Eu precisava ajudá-lo urgentemente. Mesmo sabendo que seria difícil, e que talvez eu não conseguisse. Mas eu tinha que trazer meu amigo de volta à realidade. Não podia deixar que a depressão o levasse embora. Não, eu não ia deixar.

— Escute — disse eu. — Você pode achar que não, mas tudo acaba, Chris. Se até a vida acaba, por que não o resto? O que acontece é que existem alguns problemas que demoram mais para se resolver do que outros.

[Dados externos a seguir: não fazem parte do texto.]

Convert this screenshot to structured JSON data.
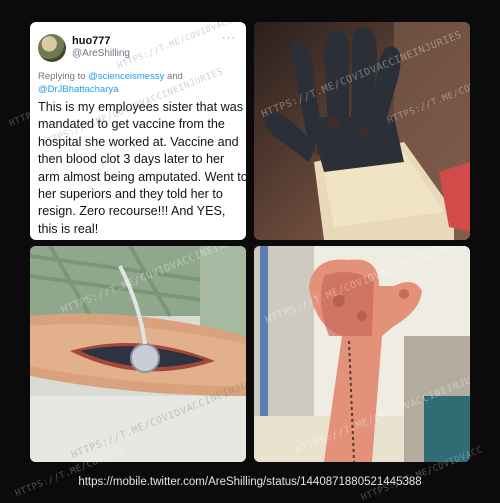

“Além do mais, eu não acho que você tenha estragado a vida do seu pai. Se quer culpar alguém por isso, culpe Eva. Ela o traiu, não você. Se ele está mal hoje, é por causa dela! Se você omitiu certas coisas pro seu pai... bem, você errou. Mas isso não quer dizer que você não possa consertar isso.”

— E como eu conserto? — quis saber ele.

Pensei um pouco.

— Sei lá — eu disse. — Mas a gente pensa em alguma coisa, Chris.

— Não sei como isso foi acontecer comigo, não sei mesmo — lamentou-se Chris. — Sempre tive vários problemas, mas eu os superava. Por que isso eu não consigo superar?

— Eu acho que é como se fôssemos corredores — comecei —, e tivéssemos que pular os obstáculos à nossa frente. Só que às vezes surgem obstáculos altos demais para nós, e acabamos caindo.

Ele prestou atenção no que eu disse, eu acho. Não dava para saber; ele estava olhando fixamente para baixo, com os olhos sem foco.

— Pelo visto eu caí, então — disse Chris.

— E agora você precisa se levantar e correr de novo.

— Se já caí uma, posso muito bem cair duas vezes.

— Não se alguém te segurar.

Ele olhou pra mim, as sobrancelhas franzidas.

— Você está me ajudando porque não quer que eu caia de novo, é isso?

— Sim — respondi. — E, bem, porque você é meu amigo.